Giving consumers simple workflows drives real, meaningful results for stakeholders, starting with loyalty.  Consumer loyalty benefits providers and health systems by driving proactive care, improving performance in value-based contracts, reducing leakage, and creating network effects through the consumer's health circle.

These initiatives are leading to positive business results. According to Ms. Valdes, simply enabling a user to set up a guest account before committing to something, routine in a retail setting, can increase appointment booking by over 20x. Allowing consumers to book, reschedule, and own their own appointments also significantly reduces no-show and cancellation rates, sometimes to as low as 2% versus the industry average of 18% to 24%.  When consumers can see their own data and are educated about a care need between provider visits, they proactively make appointments and follow through to receive care, often at frequencies 20%-30% higher, and without nudging.

4. A successful digital transformation requires a cultural shift, not just a technical one.  For organizations moving to a consumer-centric architecture, an agile mindset is vital, meaning all core facets of digital transformation are worked in parallel. Organizations will be most successful when they focus on Governance, Prioritized Roadmaps with Journey Mapping across all stakeholders, and the re-platforming of their data models in parallel. Strategy and governance are the key to realizing necessary cultural change. Journey mapping, encompassing all stakeholders' perspectives, is framed by stakeholder objectives and leadership expectations for digitization. The architecture for an open, secure data model ecosystem provides the speed-to-value needed to ensure that digital transformation creates the new consumer experience organizations – and consumers – are seeking.

The agile approach, which relies on iterating, testing and measuring, presents a significant shift from traditional healthcare decision-making. "The faster you get something to market and start utilizing it, the faster you can learn from it," Ms. Valdes said, emphasizing improvement based on ongoing measurements.

5. Governance is a key pillar required to launch a successful digital transformation strategy.

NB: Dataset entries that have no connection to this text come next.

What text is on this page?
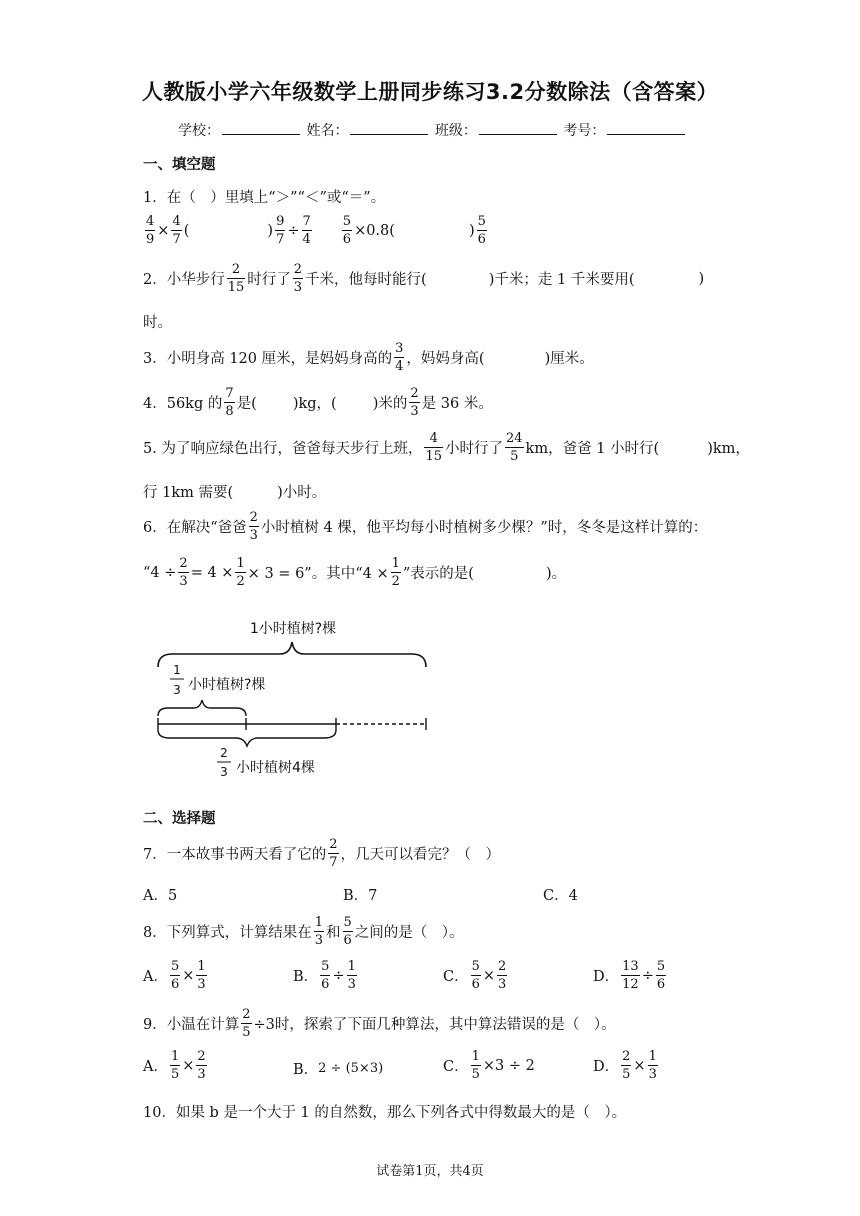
人教版小学六年级数学上册同步练习3.2分数除法（含答案）
学校：	姓名：	班级：	考号：
一、填空题
1．在（　）里填上“＞”“＜”或“＝”。
$\frac{4}{9} \times \frac{4}{7}$ (	) $\frac{9}{7} \div \frac{7}{4} \frac{5}{6} \times 0.8$ (	) $\frac{5}{6}$
2．小华步行 $\frac{2}{15}$ 时行了 $\frac{2}{3}$ 千米，他每时能行(	)千米；走 1 千米要用(	)
时。
3．小明身高 120 厘米，是妈妈身高的 $\frac{3}{4}$ ，妈妈身高(	)厘米。
4．56kg 的 $\frac{7}{8}$ 是( )kg，( )米的 $\frac{2}{3}$ 是 36 米。
5. 为了响应绿色出行，爸爸每天步行上班， $\frac{4}{15}$ 小时行了 $\frac{24}{5}$ km，爸爸 1 小时行(	)km，
行 1km 需要(	)小时。
6．在解决“爸爸 $\frac{2}{3}$ 小时植树 4 棵，他平均每小时植树多少棵？”时，冬冬是这样计算的：
“$4 \div \frac{2}{3} = 4 \times \frac{1}{2} \times 3 = 6$”。其中“$4 \times \frac{1}{2}$ ”表示的是(	)。
1小时植树?棵
1
3 小时植树?棵
2
3 小时植树4棵
二、选择题
7．一本故事书两天看了它的 $\frac{2}{7}$ ，几天可以看完？（　）
A．5	B．7	C．4
8．下列算式，计算结果在 $\frac{1}{3}$ 和 $\frac{5}{6}$ 之间的是（　）。
A． $\frac{5}{6} \times \frac{1}{3}$	B． $\frac{5}{6} \div \frac{1}{3}$	C． $\frac{5}{6} \times \frac{2}{3}$	D． $\frac{13}{12} \div \frac{5}{6}$
9．小温在计算 $\frac{2}{5} \div 3$时，探索了下面几种算法，其中算法错误的是（　）。
A． $\frac{1}{5} \times \frac{2}{3}$	B． 2 ÷ (5×3)	C． $\frac{1}{5} \times 3 \div 2$	D． $\frac{2}{5} \times \frac{1}{3}$
10．如果 b 是一个大于 1 的自然数，那么下列各式中得数最大的是（　）。
试卷第1页，共4页
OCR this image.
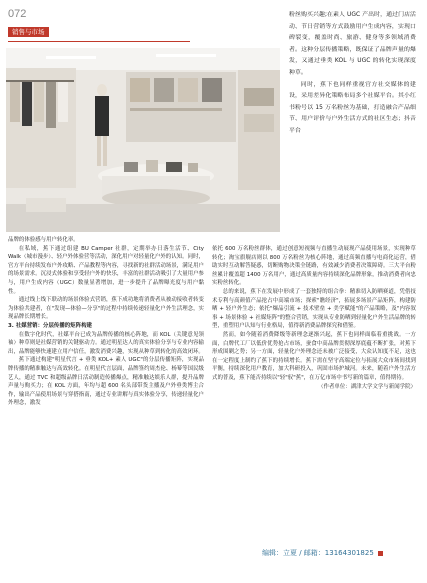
072
销售与市场

粉丝购买兴趣;在素人 UGC 产出时，通过门店活动、节日营销等方式鼓励用户生成内容，实现口碑裂变，覆盖时尚、旅游、健身等多领域消费者。这种分层传播策略，既保证了品牌声量的爆发，又通过垂类 KOL 与 UGC 的转化实现深度种草。

同时，蕉下也同样重视官方社交媒体的建设，采用差异化策略布局多个社媒平台。其小红书粉号以 15 万名粉丝为基础，打造融合产品细节、用户评价与户外生活方式的社区生态；抖音平台

品牌的体验感与用户转化率。

在私域，蕉下通过组建 BU Camper 社群，定期举办日落生活节、City Walk（城市漫步）、轻户外体验营等活动，深化用户对轻量化户外的认知。同时，官方平台持续发布户外攻略、产品教程等内容，寻找新的社群活动场景，满足用户的场景需求。沉浸式体验和享受轻户外的快乐，丰富的社群活动吸引了大量用户参与，用户生成内容（UGC）数量显著增加，进一步提升了品牌曝光度与用户黏性。

通过线上线下联动的场景体验式营销，蕉下成功地将消费者从被动接收者转变为体验共建者，在"发现—体验—分享"的过程中持续传递轻量化户外生活理念，实现品牌长期增长。

3. 社媒营销：分层传播的矩阵构建

在数字化时代，社媒平台已成为品牌传播的核心阵地，而 KOL（关键意见领袖）种草则是社媒营销的关键驱动力。通过明星达人的真实体验分享与专业内容输出，品牌能够快速建立用户信任，激发消费兴趣，实现从种草到转化的高效闭环。

蕉下通过构建"明星代言 + 垂类 KOL+ 素人 UGC"的分层传播矩阵，实现品牌传播的精准触达与高效转化。在明星代言层面，品牌签约周杰伦、杨幂等国民级艺人，通过 TVC 和超级品牌日活动制造传播爆点，精准触达娱乐人群，提升品牌声量与购买力；在 KOL 方面，年均与超 600 名头部带货主播及户外垂类博主合作，输出产品使用场景与穿搭指南，通过专业讲解与真实体验分享，传递轻量化户外理念，激发

依托 600 万名粉丝群体，通过创意短视频与直播生动展现产品使用场景，实现种草转化；淘宝旗舰店则以 800 万名粉丝为核心阵地，通过高频直播与电商化运营，借助实时互动解答疑惑，切断购物决策全链路，有效减少消费者决策障碍。三大平台粉丝累计覆盖超 1400 万名用户，通过高质量内容持续深化品牌形象，推动消费者向忠实粉丝转化。

总的来说，蕉下在发展中形成了一套独特的组合拳：精准切入防晒赛道，凭借技术专利与高颜值产品抢占中高端市场；探索"瞧经济"，拓展多场景产品矩阵，构建防晒 + 轻户外生态；依托"爆品引流 + 技术壁垒 + 美学赋能"的产品策略，及"内容叙事 + 场景体验 + 社媒矩阵"的整合营销，实现从专业防晒到轻量化户外生活品牌的转型，重塑用户认知与行业格局，值得新消费品牌探究和借鉴。

然而，如今随着消费降级等新理念逐渐兴起，蕉下也同样面临着重挑战。一方面，白牌代工厂以低价优势抢占市场，蚕食中高品牌贯彻深厚底蕴不断扩张，对蕉下形成围剿之势；另一方面，轻量化户外理念还未被广泛接受，大众认知度不足，这也在一定程度上制约了蕉下的持续增长。蕉下需在坚守高端定位与拓展大众市场间找到平衡，持续深化用户教育，加大科研投入，巩固市场护城河。未来，随着户外生活方式的普及，蕉下能否持续以"轻"驭"蕉"，在万亿市场中书写新的篇章，值得期待。

（作者单位：湖津大学文学与新闻学院）

编辑：立夏 / 邮箱：13164301825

Digital transformation actually affects the workflows of the organization and touches every single part of how you operate your business today. Digital transformation done well is not a one time project but becomes the way organizations operate moving forward.  It is critically important to have a strategy in governance where you have the right team structures, key roles in place, collaborative work streams, and overall transparency to what’s being worked on in the organization. Ms.Valdes said “If your team is deploying digital and mobile solutions and the rest of the organization doesn’t know they exist, it’s really hard to get adoption, and people are going to start pulling back in the direction of what is done today.” An effective strategy, governance and communication plan provides the framework for successful execution of the organization’s objectives and key results.

Ultimately, the keys to a successful digital transformation are a digital-first approach, prioritizing data as the foundation of personalization, and learning and adopting a consumer mindset for healthcare.